Quoi qu’il en soit, et en écartant de la théorie de Clifford des éléments qui peuvent aisément s’en distraire, une conclusion importante ressort de cette œuvre : l’école de l’évolution a abouti logiquement à une métaphysique idéaliste. Les historiens de la philosophie montrent volontiers les divergences des systèmes : à y regarder de près, on s’aperçoit que ces divergences diminuent de jour en jour. Sans se dissimuler tout ce qui sépare le dynamisme de Leibnitz du mécanisme de Clifford, on peut constater combien ils offrent de rapports. Pour Clifford comme pour Leibnitz, la loi de continuité est capitale ; le présent résume en lui tout le passé et il est plein de l’avenir. La matière est une pure représentation, un ensemble de phénomènes où nous voyons les rapports de l’univers réel réfléchis comme dans un miroir ; la seule vraie réalité, c’est la pensée, et cette pensée est soumise à un déterminisme rigoureux, condition nécessaire du progrès moral. Il est utile d’entrevoir ainsi une conciliation entre les écoles et de remarquer que pour le disciple de MM. Darvin et Spencer, comme pour Leibnitz, comme pour Kant, l’esprit est la chose en soi, le véritable absolu, tandis que la matière où se reflète notre activité est, suivant l’expression kantienne, le théâtre de la moralité.

A. Ephkaïm.

J. Denis. Histoire des théories et des idées morales dans l’antiquité. 2e  édition. 2 vol. in-8°, p. viii-423, 449. — Paris, Ernest Thorin, 1879.

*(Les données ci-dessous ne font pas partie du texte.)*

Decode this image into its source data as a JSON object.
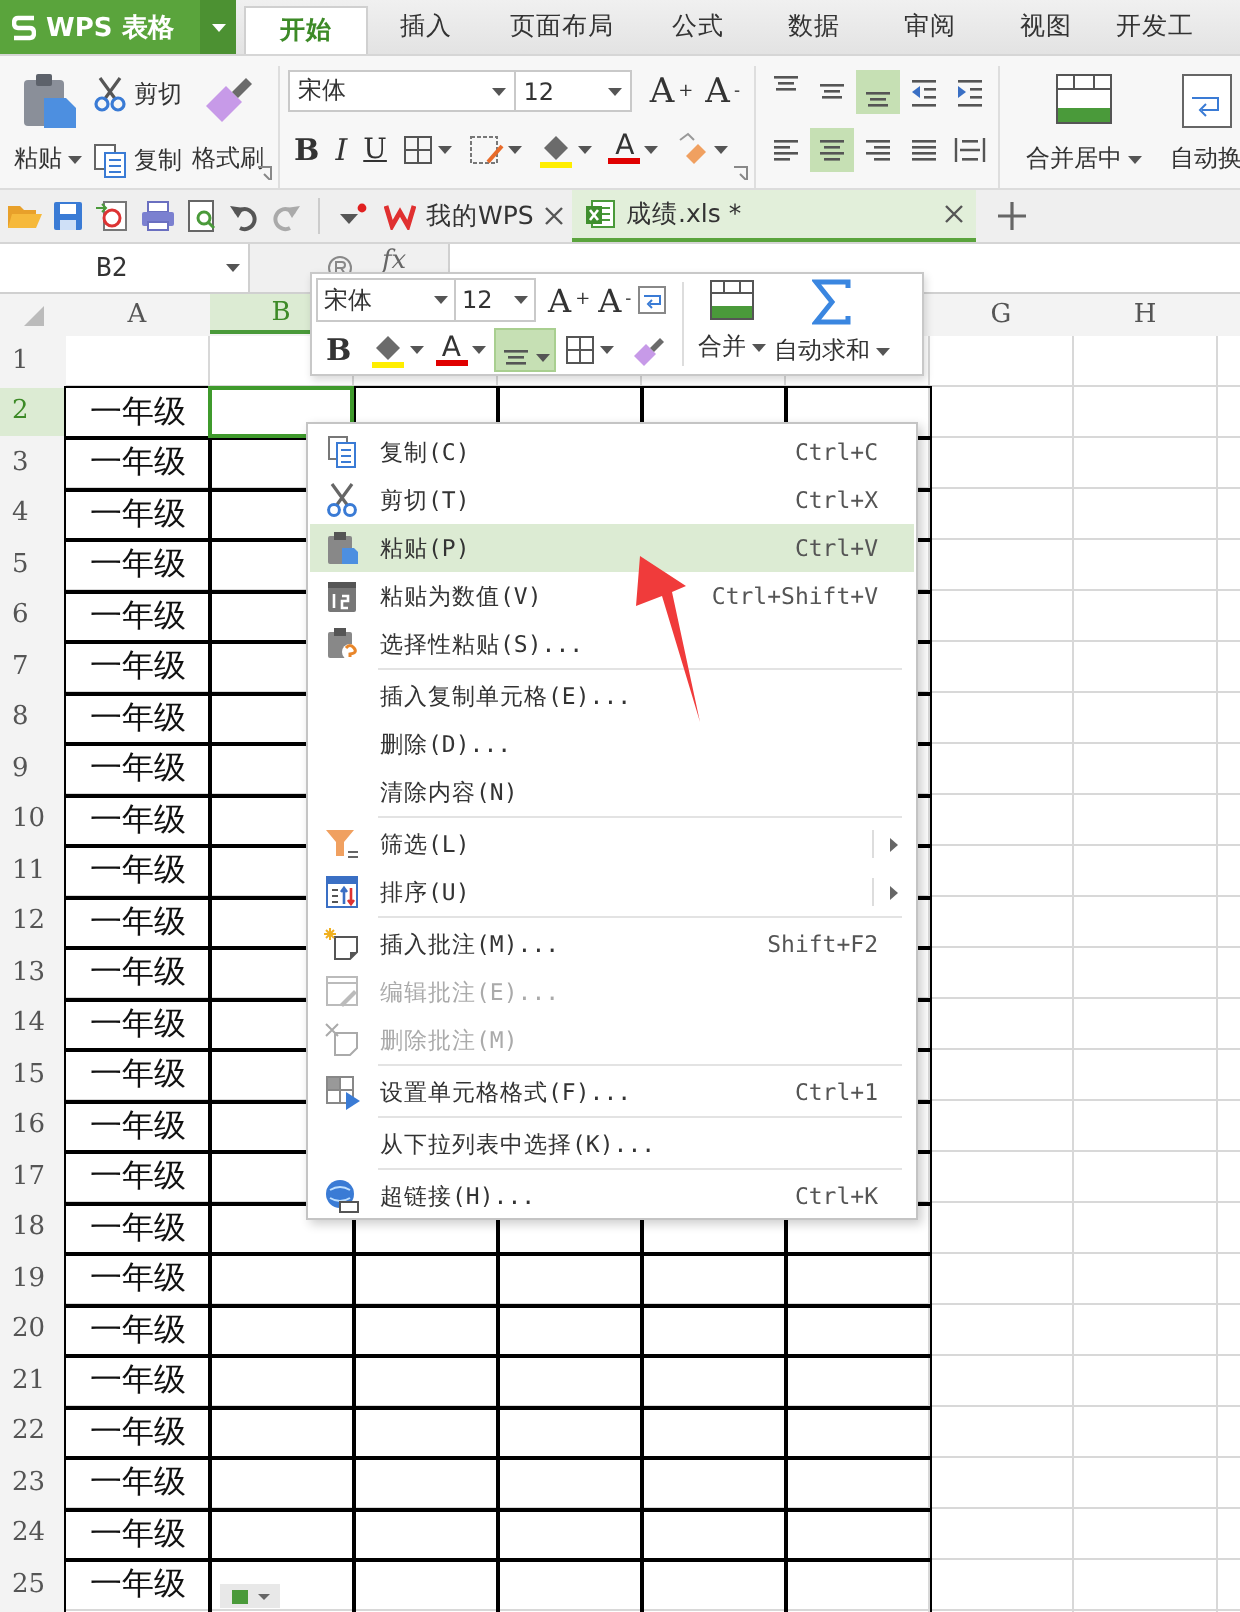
{
  "app_menu": {
    "label": "WPS 表格"
  },
  "ribbon_tabs": [
    {
      "label": "开始",
      "selected": true
    },
    {
      "label": "插入",
      "selected": false
    },
    {
      "label": "页面布局",
      "selected": false
    },
    {
      "label": "公式",
      "selected": false
    },
    {
      "label": "数据",
      "selected": false
    },
    {
      "label": "审阅",
      "selected": false
    },
    {
      "label": "视图",
      "selected": false
    },
    {
      "label": "开发工",
      "selected": false
    }
  ],
  "ribbon": {
    "clipboard": {
      "paste": "粘贴",
      "cut": "剪切",
      "copy": "复制",
      "format_painter": "格式刷"
    },
    "font": {
      "name": "宋体",
      "size": "12",
      "grow": "A$^{+}$",
      "shrink": "A$^{-}$",
      "bold": "B",
      "italic": "I",
      "underline": "U",
      "font_color": "A"
    },
    "alignment": [
      {
        "kind": "top",
        "selected": false
      },
      {
        "kind": "middle",
        "selected": false
      },
      {
        "kind": "bottom",
        "selected": true
      },
      {
        "kind": "outdent",
        "selected": false
      },
      {
        "kind": "indent",
        "selected": false
      },
      {
        "kind": "left",
        "selected": false
      },
      {
        "kind": "center",
        "selected": true
      },
      {
        "kind": "right",
        "selected": false
      },
      {
        "kind": "justify",
        "selected": false
      },
      {
        "kind": "distributed",
        "selected": false
      }
    ],
    "merge": {
      "label": "合并居中"
    },
    "wrap": {
      "label": "自动换"
    }
  },
  "doc_tabs": [
    {
      "kind": "home",
      "label": "我的WPS",
      "selected": false
    },
    {
      "kind": "sheet",
      "label": "成绩.xls *",
      "selected": true
    }
  ],
  "formula_bar": {
    "name_box": "B2",
    "fx": "fx"
  },
  "sheet": {
    "columns": [
      {
        "label": "A",
        "selected": false,
        "bordered": true
      },
      {
        "label": "B",
        "selected": true,
        "bordered": true
      },
      {
        "selected": false,
        "bordered": true
      },
      {
        "selected": false,
        "bordered": true
      },
      {
        "selected": false,
        "bordered": true
      },
      {
        "selected": false,
        "bordered": true
      },
      {
        "label": "G",
        "selected": false,
        "bordered": false
      },
      {
        "label": "H",
        "selected": false,
        "bordered": false
      }
    ],
    "rows": [
      {
        "number": "1",
        "selected": false,
        "bordered": false
      },
      {
        "number": "2",
        "selected": true,
        "bordered": true,
        "grade": "一年级"
      },
      {
        "number": "3",
        "selected": false,
        "bordered": true,
        "grade": "一年级"
      },
      {
        "number": "4",
        "selected": false,
        "bordered": true,
        "grade": "一年级"
      },
      {
        "number": "5",
        "selected": false,
        "bordered": true,
        "grade": "一年级"
      },
      {
        "number": "6",
        "selected": false,
        "bordered": true,
        "grade": "一年级"
      },
      {
        "number": "7",
        "selected": false,
        "bordered": true,
        "grade": "一年级"
      },
      {
        "number": "8",
        "selected": false,
        "bordered": true,
        "grade": "一年级"
      },
      {
        "number": "9",
        "selected": false,
        "bordered": true,
        "grade": "一年级"
      },
      {
        "number": "10",
        "selected": false,
        "bordered": true,
        "grade": "一年级"
      },
      {
        "number": "11",
        "selected": false,
        "bordered": true,
        "grade": "一年级"
      },
      {
        "number": "12",
        "selected": false,
        "bordered": true,
        "grade": "一年级"
      },
      {
        "number": "13",
        "selected": false,
        "bordered": true,
        "grade": "一年级"
      },
      {
        "number": "14",
        "selected": false,
        "bordered": true,
        "grade": "一年级"
      },
      {
        "number": "15",
        "selected": false,
        "bordered": true,
        "grade": "一年级"
      },
      {
        "number": "16",
        "selected": false,
        "bordered": true,
        "grade": "一年级"
      },
      {
        "number": "17",
        "selected": false,
        "bordered": true,
        "grade": "一年级"
      },
      {
        "number": "18",
        "selected": false,
        "bordered": true,
        "grade": "一年级"
      },
      {
        "number": "19",
        "selected": false,
        "bordered": true,
        "grade": "一年级"
      },
      {
        "number": "20",
        "selected": false,
        "bordered": true,
        "grade": "一年级"
      },
      {
        "number": "21",
        "selected": false,
        "bordered": true,
        "grade": "一年级"
      },
      {
        "number": "22",
        "selected": false,
        "bordered": true,
        "grade": "一年级"
      },
      {
        "number": "23",
        "selected": false,
        "bordered": true,
        "grade": "一年级"
      },
      {
        "number": "24",
        "selected": false,
        "bordered": true,
        "grade": "一年级"
      },
      {
        "number": "25",
        "selected": false,
        "bordered": true,
        "grade": "一年级"
      }
    ]
  },
  "mini_toolbar": {
    "font": "宋体",
    "size": "12",
    "grow": "A$^{+}$",
    "shrink": "A$^{-}$",
    "bold": "B",
    "font_color": "A",
    "align_selected": true,
    "merge": "合并",
    "autosum": "自动求和"
  },
  "context_menu": [
    {
      "kind": "copy",
      "label": "复制(C)",
      "shortcut": "Ctrl+C",
      "selected": false,
      "disabled": false,
      "submenu": false
    },
    {
      "kind": "cut",
      "label": "剪切(T)",
      "shortcut": "Ctrl+X",
      "selected": false,
      "disabled": false,
      "submenu": false
    },
    {
      "kind": "paste",
      "label": "粘贴(P)",
      "shortcut": "Ctrl+V",
      "selected": true,
      "disabled": false,
      "submenu": false
    },
    {
      "kind": "values",
      "label": "粘贴为数值(V)",
      "shortcut": "Ctrl+Shift+V",
      "selected": false,
      "disabled": false,
      "submenu": false
    },
    {
      "kind": "special",
      "label": "选择性粘贴(S)...",
      "selected": false,
      "disabled": false,
      "submenu": false
    },
    {
      "kind": "separator"
    },
    {
      "kind": "plain",
      "label": "插入复制单元格(E)...",
      "selected": false,
      "disabled": false,
      "submenu": false
    },
    {
      "kind": "plain",
      "label": "删除(D)...",
      "selected": false,
      "disabled": false,
      "submenu": false
    },
    {
      "kind": "plain",
      "label": "清除内容(N)",
      "selected": false,
      "disabled": false,
      "submenu": false
    },
    {
      "kind": "separator"
    },
    {
      "kind": "filter",
      "label": "筛选(L)",
      "selected": false,
      "disabled": false,
      "submenu": true
    },
    {
      "kind": "sort",
      "label": "排序(U)",
      "selected": false,
      "disabled": false,
      "submenu": true
    },
    {
      "kind": "separator"
    },
    {
      "kind": "comment",
      "label": "插入批注(M)...",
      "shortcut": "Shift+F2",
      "selected": false,
      "disabled": false,
      "submenu": false
    },
    {
      "kind": "edit",
      "label": "编辑批注(E)...",
      "selected": false,
      "disabled": true,
      "submenu": false
    },
    {
      "kind": "remove",
      "label": "删除批注(M)",
      "selected": false,
      "disabled": true,
      "submenu": false
    },
    {
      "kind": "separator"
    },
    {
      "kind": "format",
      "label": "设置单元格格式(F)...",
      "shortcut": "Ctrl+1",
      "selected": false,
      "disabled": false,
      "submenu": false
    },
    {
      "kind": "separator"
    },
    {
      "kind": "plain",
      "label": "从下拉列表中选择(K)...",
      "selected": false,
      "disabled": false,
      "submenu": false
    },
    {
      "kind": "separator"
    },
    {
      "kind": "link",
      "label": "超链接(H)...",
      "shortcut": "Ctrl+K",
      "selected": false,
      "disabled": false,
      "submenu": false
    }
  ]
}
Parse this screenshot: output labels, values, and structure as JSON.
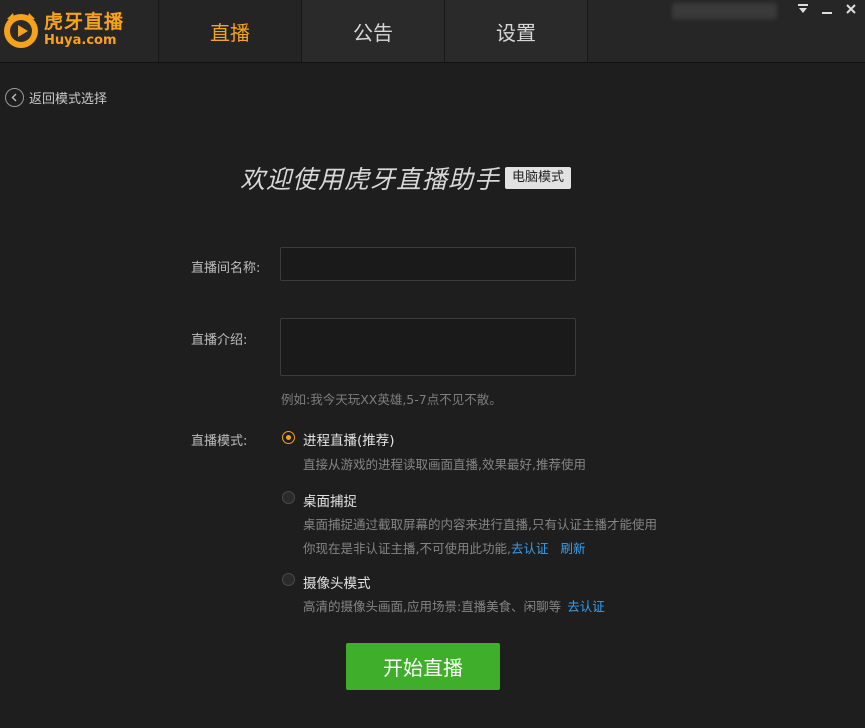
{
  "app": {
    "logo_cn": "虎牙直播",
    "logo_en": "Huya.com"
  },
  "tabs": [
    {
      "label": "直播",
      "active": true
    },
    {
      "label": "公告",
      "active": false
    },
    {
      "label": "设置",
      "active": false
    }
  ],
  "window_controls": [
    "dropdown-icon",
    "minimize-icon",
    "close-icon"
  ],
  "back": {
    "label": "返回模式选择",
    "icon": "back-arrow-icon"
  },
  "welcome": {
    "title": "欢迎使用虎牙直播助手",
    "badge": "电脑模式"
  },
  "form": {
    "name_label": "直播间名称:",
    "name_value": "",
    "intro_label": "直播介绍:",
    "intro_value": "",
    "hint": "例如:我今天玩XX英雄,5-7点不见不散。",
    "mode_label": "直播模式:",
    "modes": [
      {
        "title": "进程直播(推荐)",
        "checked": true,
        "desc": "直接从游戏的进程读取画面直播,效果最好,推荐使用"
      },
      {
        "title": "桌面捕捉",
        "checked": false,
        "desc": "桌面捕捉通过截取屏幕的内容来进行直播,只有认证主播才能使用",
        "desc2": "你现在是非认证主播,不可使用此功能,",
        "link1": "去认证",
        "link2": "刷新"
      },
      {
        "title": "摄像头模式",
        "checked": false,
        "desc": "高清的摄像头画面,应用场景:直播美食、闲聊等",
        "link1": "去认证"
      }
    ]
  },
  "start_button": "开始直播",
  "colors": {
    "accent": "#f7a21b",
    "start_button": "#3fae2a",
    "link": "#3a9ff0",
    "background": "#1e1e1e"
  }
}
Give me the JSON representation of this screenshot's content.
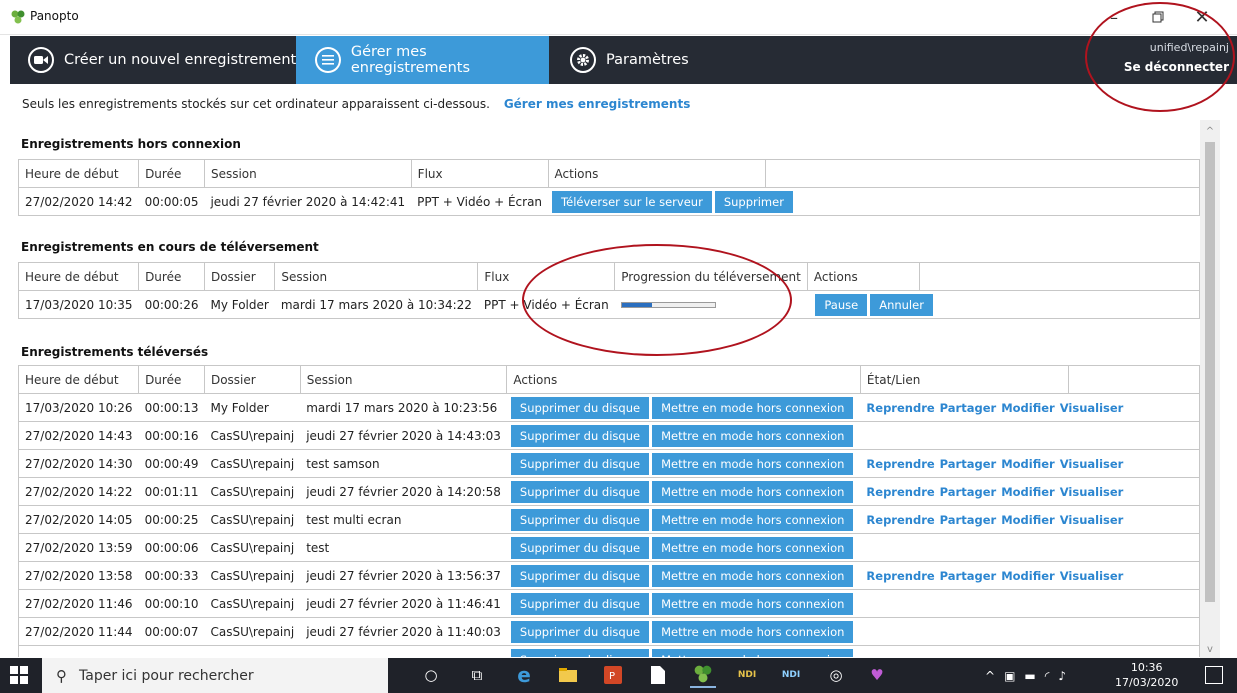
{
  "window": {
    "title": "Panopto"
  },
  "nav": {
    "tabs": [
      {
        "label": "Créer un nouvel enregistrement",
        "icon": "camera-icon"
      },
      {
        "label": "Gérer mes enregistrements",
        "icon": "list-icon",
        "active": true
      },
      {
        "label": "Paramètres",
        "icon": "gear-icon"
      }
    ],
    "user": "unified\\repainj",
    "logout": "Se déconnecter"
  },
  "info": {
    "text": "Seuls les enregistrements stockés sur cet ordinateur apparaissent ci-dessous.",
    "link": "Gérer mes enregistrements"
  },
  "offline": {
    "title": "Enregistrements hors connexion",
    "headers": [
      "Heure de début",
      "Durée",
      "Session",
      "Flux",
      "Actions"
    ],
    "rows": [
      {
        "start": "27/02/2020 14:42",
        "duration": "00:00:05",
        "session": "jeudi 27 février 2020 à 14:42:41",
        "flux": "PPT + Vidéo + Écran",
        "btn1": "Téléverser sur le serveur",
        "btn2": "Supprimer"
      }
    ]
  },
  "uploading": {
    "title": "Enregistrements en cours de téléversement",
    "headers": [
      "Heure de début",
      "Durée",
      "Dossier",
      "Session",
      "Flux",
      "Progression du téléversement",
      "Actions"
    ],
    "rows": [
      {
        "start": "17/03/2020 10:35",
        "duration": "00:00:26",
        "folder": "My Folder",
        "session": "mardi 17 mars 2020 à 10:34:22",
        "flux": "PPT + Vidéo + Écran",
        "progress": 0.32,
        "btn1": "Pause",
        "btn2": "Annuler"
      }
    ]
  },
  "uploaded": {
    "title": "Enregistrements téléversés",
    "headers": [
      "Heure de début",
      "Durée",
      "Dossier",
      "Session",
      "Actions",
      "État/Lien"
    ],
    "btn1": "Supprimer du disque",
    "btn2": "Mettre en mode hors connexion",
    "link_labels": [
      "Reprendre",
      "Partager",
      "Modifier",
      "Visualiser"
    ],
    "rows": [
      {
        "start": "17/03/2020 10:26",
        "duration": "00:00:13",
        "folder": "My Folder",
        "session": "mardi 17 mars 2020 à 10:23:56",
        "links": true
      },
      {
        "start": "27/02/2020 14:43",
        "duration": "00:00:16",
        "folder": "CasSU\\repainj",
        "session": "jeudi 27 février 2020 à 14:43:03",
        "links": false
      },
      {
        "start": "27/02/2020 14:30",
        "duration": "00:00:49",
        "folder": "CasSU\\repainj",
        "session": "test samson",
        "links": true
      },
      {
        "start": "27/02/2020 14:22",
        "duration": "00:01:11",
        "folder": "CasSU\\repainj",
        "session": "jeudi 27 février 2020 à 14:20:58",
        "links": true
      },
      {
        "start": "27/02/2020 14:05",
        "duration": "00:00:25",
        "folder": "CasSU\\repainj",
        "session": "test multi ecran",
        "links": true
      },
      {
        "start": "27/02/2020 13:59",
        "duration": "00:00:06",
        "folder": "CasSU\\repainj",
        "session": "test",
        "links": false
      },
      {
        "start": "27/02/2020 13:58",
        "duration": "00:00:33",
        "folder": "CasSU\\repainj",
        "session": "jeudi 27 février 2020 à 13:56:37",
        "links": true
      },
      {
        "start": "27/02/2020 11:46",
        "duration": "00:00:10",
        "folder": "CasSU\\repainj",
        "session": "jeudi 27 février 2020 à 11:46:41",
        "links": false
      },
      {
        "start": "27/02/2020 11:44",
        "duration": "00:00:07",
        "folder": "CasSU\\repainj",
        "session": "jeudi 27 février 2020 à 11:40:03",
        "links": false
      },
      {
        "start": "",
        "duration": "",
        "folder": "",
        "session": "",
        "links": false
      }
    ]
  },
  "taskbar": {
    "search_placeholder": "Taper ici pour rechercher",
    "time": "10:36",
    "date": "17/03/2020"
  },
  "colors": {
    "accent": "#3d9ad9",
    "nav_bg": "#262b34",
    "link": "#2c86d0",
    "annotation": "#b0131e"
  }
}
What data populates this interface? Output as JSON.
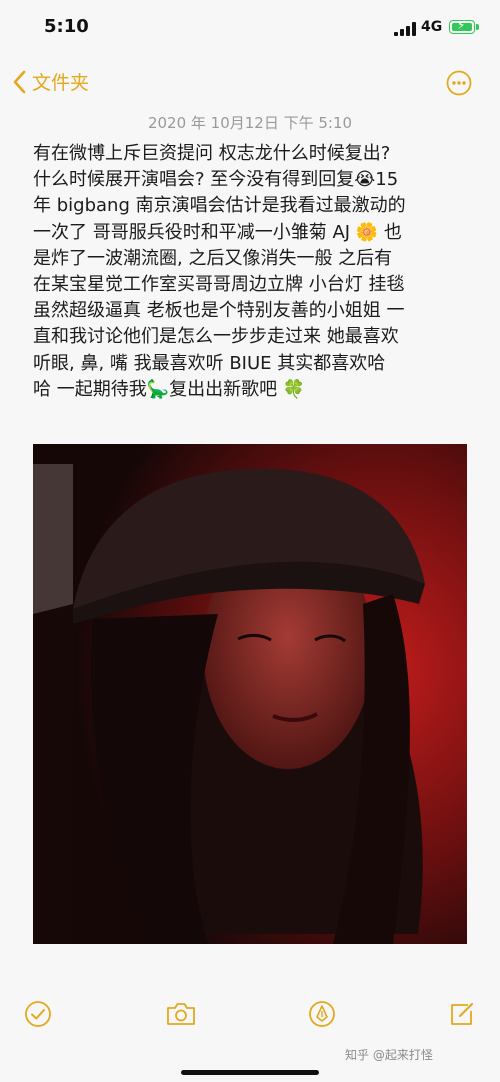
{
  "status_bar": {
    "time": "5:10",
    "network": "4G"
  },
  "nav": {
    "back_label": "文件夹"
  },
  "note": {
    "date": "2020 年 10月12日  下午 5:10",
    "lines": [
      "有在微博上斥巨资提问 权志龙什么时候复出?",
      "什么时候展开演唱会? 至今没有得到回复😭15",
      "年 bigbang 南京演唱会估计是我看过最激动的",
      "一次了  哥哥服兵役时和平减一小雏菊 AJ 🌼 也",
      "是炸了一波潮流圈, 之后又像消失一般 之后有",
      "在某宝星觉工作室买哥哥周边立牌 小台灯 挂毯",
      "虽然超级逼真  老板也是个特别友善的小姐姐 一",
      "直和我讨论他们是怎么一步步走过来  她最喜欢",
      "听眼, 鼻, 嘴 我最喜欢听 BIUE  其实都喜欢哈",
      "哈  一起期待我🦕复出出新歌吧 🍀"
    ]
  },
  "watermark": "知乎 @起来打怪",
  "colors": {
    "accent": "#e3a81e",
    "battery": "#34c759",
    "photo_tint": "#b01a1a"
  },
  "icons": {
    "back": "chevron-left-icon",
    "more": "ellipsis-circle-icon",
    "checklist": "checkmark-circle-icon",
    "camera": "camera-icon",
    "markup": "pen-tip-circle-icon",
    "compose": "compose-icon"
  }
}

Si cette deuxième édition d’un très bon livre différait de la première, nous aurions plaisir, en la signalant au public, à en rendre compte avec quelque développement. Mais c’est une réimpression pure et simple de l’ouvrage que connaissent depuis longtemps tous les lecteurs de cette Revue. L’épigraphe empruntée à Lucrèce : « Et quasi cursores, vitaï lampada tradunt, » a disparu ; peut-être aussi quelques mots ont-ils été corrigés çà et là, mais il n’a point été fait de cartons : pas un chapitre n’a été remanié ; pas une addition ni une suppression ne se remarque. Depuis 1856, l’auteur n’a eu rien à changer ni à sa pensée, ni à l’expression de sa pensée.

Faut-il l’en féliciter ou s’en plaindre ?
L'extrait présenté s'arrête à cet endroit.